The extraordinary couple Keith and Ruth Adams were respected and popular figures in the Squadron from the 1970s onwards.  Affectionately known as the “Colonel,” Keith was an engineer with a career as an officer in the British Army serving in Western Europe in WWII, followed by posts in Bermuda and Cypress.  Ruth, occasionally referred to as the “General”, was a WAF pilot during WWII, flying various aircraft (including Spitfires) in various states of airworthiness.  She later accepted the position of meteorologist at the RAF Bermuda Base where she met and sailed with Keith.  Keith and Ruth migrated from the UK to SA with their young family in the 1950s.  Children Michael, Sue, Simon and Tori all inherited their parents’ enthusiasm for yachting.  Keith and Ruth commissioned ‘Wyuna’ (26ft plywood bilge keeler) in 1966 and moored in the Patawalonga near their home, followed by ‘Cockatoo’ (Spencer 30) in 1976 and ‘Peacock’ (Cole 32) in 1978.  As a tenacious racing skipper Keith put his and ‘Peacock’s’ names on most of the Squadron’s inshore and offshore trophies, as well as winning his division, and coming 7th overall, in the 1978 Sydney Hobart Race.  Keith was a foundation member of the CYCSA, and although ‘Peacock’ was one of the first vessels moved into the new marina facility, Keith and Ruth remained loyal and loved members of the Squadron community until their deaths: Keith (2004) and Ruth (2014).

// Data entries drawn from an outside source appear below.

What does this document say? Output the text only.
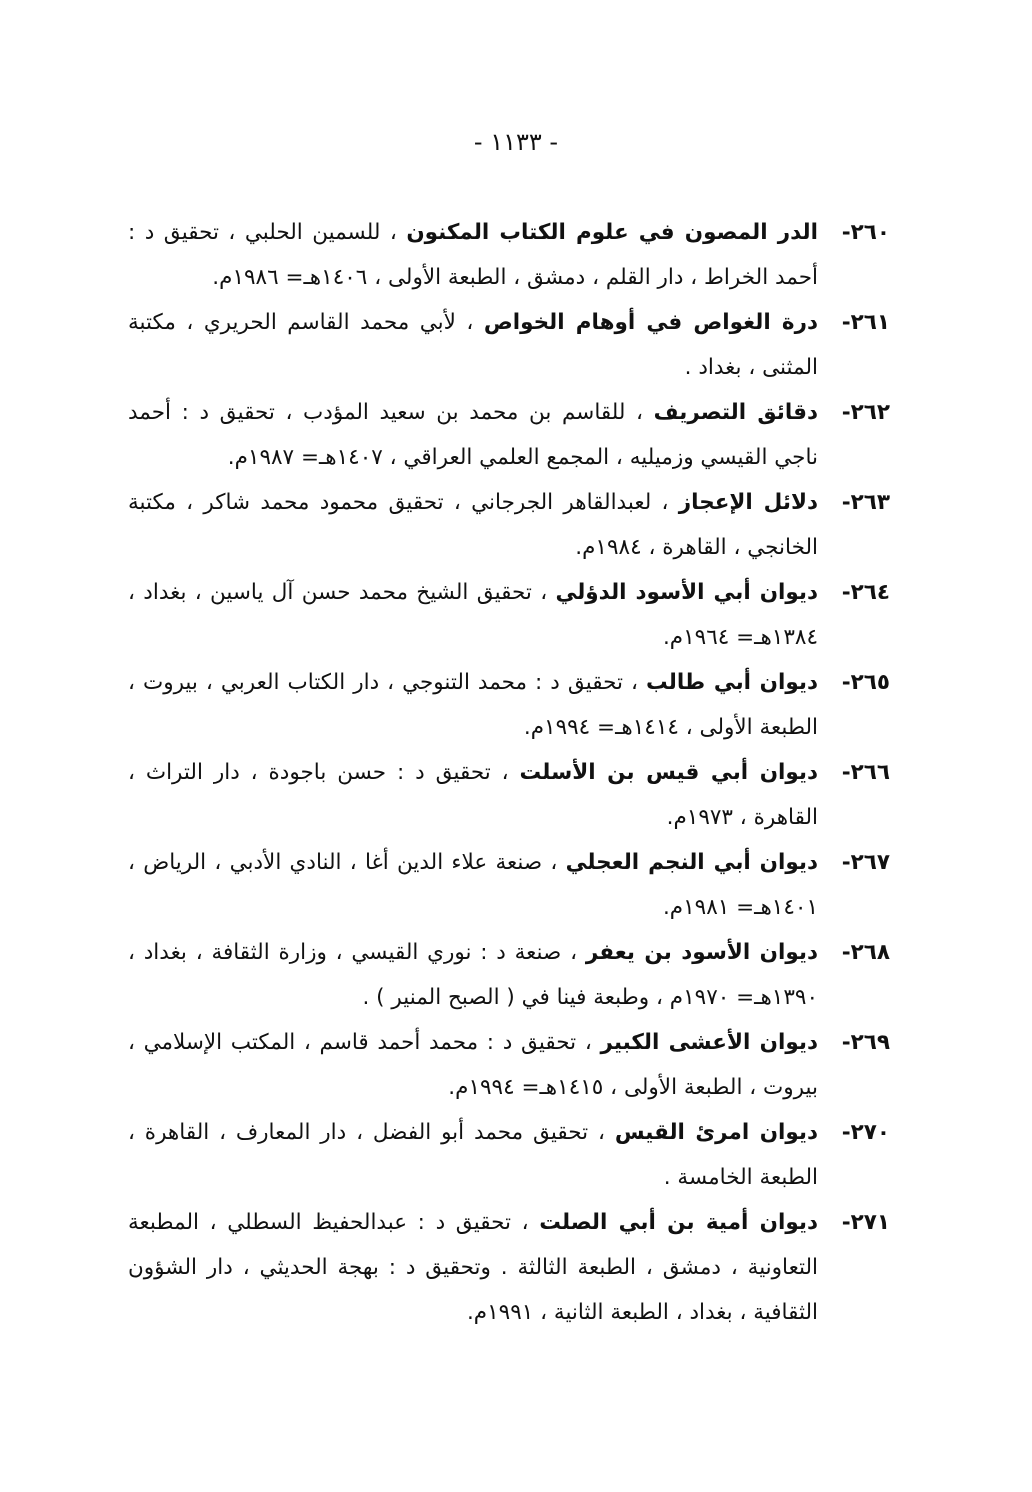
- ١١٣٣ -
٢٦٠-
الدر المصون في علوم الكتاب المكنون ، للسمين الحلبي ، تحقيق د : أحمد الخراط ، دار القلم ، دمشق ، الطبعة الأولى ، ١٤٠٦هـ= ١٩٨٦م.
٢٦١-
درة الغواص في أوهام الخواص ، لأبي محمد القاسم الحريري ، مكتبة المثنى ، بغداد .
٢٦٢-
دقائق التصريف ، للقاسم بن محمد بن سعيد المؤدب ، تحقيق د : أحمد ناجي القيسي وزميليه ، المجمع العلمي العراقي ، ١٤٠٧هـ= ١٩٨٧م.
٢٦٣-
دلائل الإعجاز ، لعبدالقاهر الجرجاني ، تحقيق محمود محمد شاكر ، مكتبة الخانجي ، القاهرة ، ١٩٨٤م.
٢٦٤-
ديوان أبي الأسود الدؤلي ، تحقيق الشيخ محمد حسن آل ياسين ، بغداد ، ١٣٨٤هـ= ١٩٦٤م.
٢٦٥-
ديوان أبي طالب ، تحقيق د : محمد التنوجي ، دار الكتاب العربي ، بيروت ، الطبعة الأولى ، ١٤١٤هـ= ١٩٩٤م.
٢٦٦-
ديوان أبي قيس بن الأسلت ، تحقيق د : حسن باجودة ، دار التراث ، القاهرة ، ١٩٧٣م.
٢٦٧-
ديوان أبي النجم العجلي ، صنعة علاء الدين أغا ، النادي الأدبي ، الرياض ، ١٤٠١هـ= ١٩٨١م.
٢٦٨-
ديوان الأسود بن يعفر ، صنعة د : نوري القيسي ، وزارة الثقافة ، بغداد ، ١٣٩٠هـ= ١٩٧٠م ، وطبعة فينا في ( الصبح المنير ) .
٢٦٩-
ديوان الأعشى الكبير ، تحقيق د : محمد أحمد قاسم ، المكتب الإسلامي ، بيروت ، الطبعة الأولى ، ١٤١٥هـ= ١٩٩٤م.
٢٧٠-
ديوان امرئ القيس ، تحقيق محمد أبو الفضل ، دار المعارف ، القاهرة ، الطبعة الخامسة .
٢٧١-
ديوان أمية بن أبي الصلت ، تحقيق د : عبدالحفيظ السطلي ، المطبعة التعاونية ، دمشق ، الطبعة الثالثة . وتحقيق د : بهجة الحديثي ، دار الشؤون الثقافية ، بغداد ، الطبعة الثانية ، ١٩٩١م.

written by Jeanne Harrison


As a child, Barry keenly watched sailing activities from Somerton beach, near to his home.  He joined the Glenelg Sailing Club in 1953 and has maintained continuous membership, although the club is now the Adelaide Sailing Club.  He skippered and crewed various Sharpies and Moths, and also won the Holdfast Trainer Championship, plus the Yvonne 20 Club and State Titles.  He built an Arrow Cat and achieved third in the 1976 Nationals.  In 1979 he joined the Squadron so that he could enjoy his newly built Offshore Roberts 38ft ketch, ‘Audacious II’, having completed all of the fit-out and finishing in the backyard of the Allison home at Henley South.  Opening Days were always memorable events, but also cruises to Port Vincent and Kangaroo Island.  Barry served on the Cruising Committee from 1991-98, as Chairman from 1994-96.  Currently he serves on the Foundation committee; writes for the Squadron Quarterly; and is on the Historical Committee.  For over 31 years, Barry’s business management experience was centred on the automotive industry, and included several overseas study trips.  Both of his sons, Gregory and Peter, and his grandson Luke, are active sailors.  The Adelaide Sailing Club presented the Allison family with a unique award being the first club members who have won club championships over three generations.  In 2007 Barry met and married Carmen.  Together they have maintained their active participation in the life of the Squadron.


written by Jan Perry


In 1933 Ron Angas of Collinsville, Angaston, and his spouse Monica, commissioned Clausens boat builders of Port Adelaide to build a yacht, to be named ‘Pavana’.  Ron’s father, C H Angas, had been a Squadron member and owner of the yacht ‘Valeria’ when Ron was very young.  Ron had crewed in a race to Kangaroo Island in Angove’s ‘Stormy Petrel’ in 1931.  He was a champion polo player and enjoyed motor sport with the Sporting Car Club’s Hillclimb course being built on his property at Collinsville.  His yacht was for cruising and racing.  Soon after launching, on January 27, 1934, ‘Pavana’ entered the Foundation Day Kangaroo Island race and, from then on, Ron sailed regularly, mostly in the long races where he was successful.  In 1935 Mrs Ron Angas (Monica) was described in the press as being “well known in the yachting world”.  After WW2, Ron sailed his boat again in the Kangaroo Island races and the Kintore and Orontes Cups, also winning an “A class” Squadron race.  He sailed ‘Pavana’ until 1947 and sold the boat to George Mayne, a Port Lincoln yachtsman, in 1950.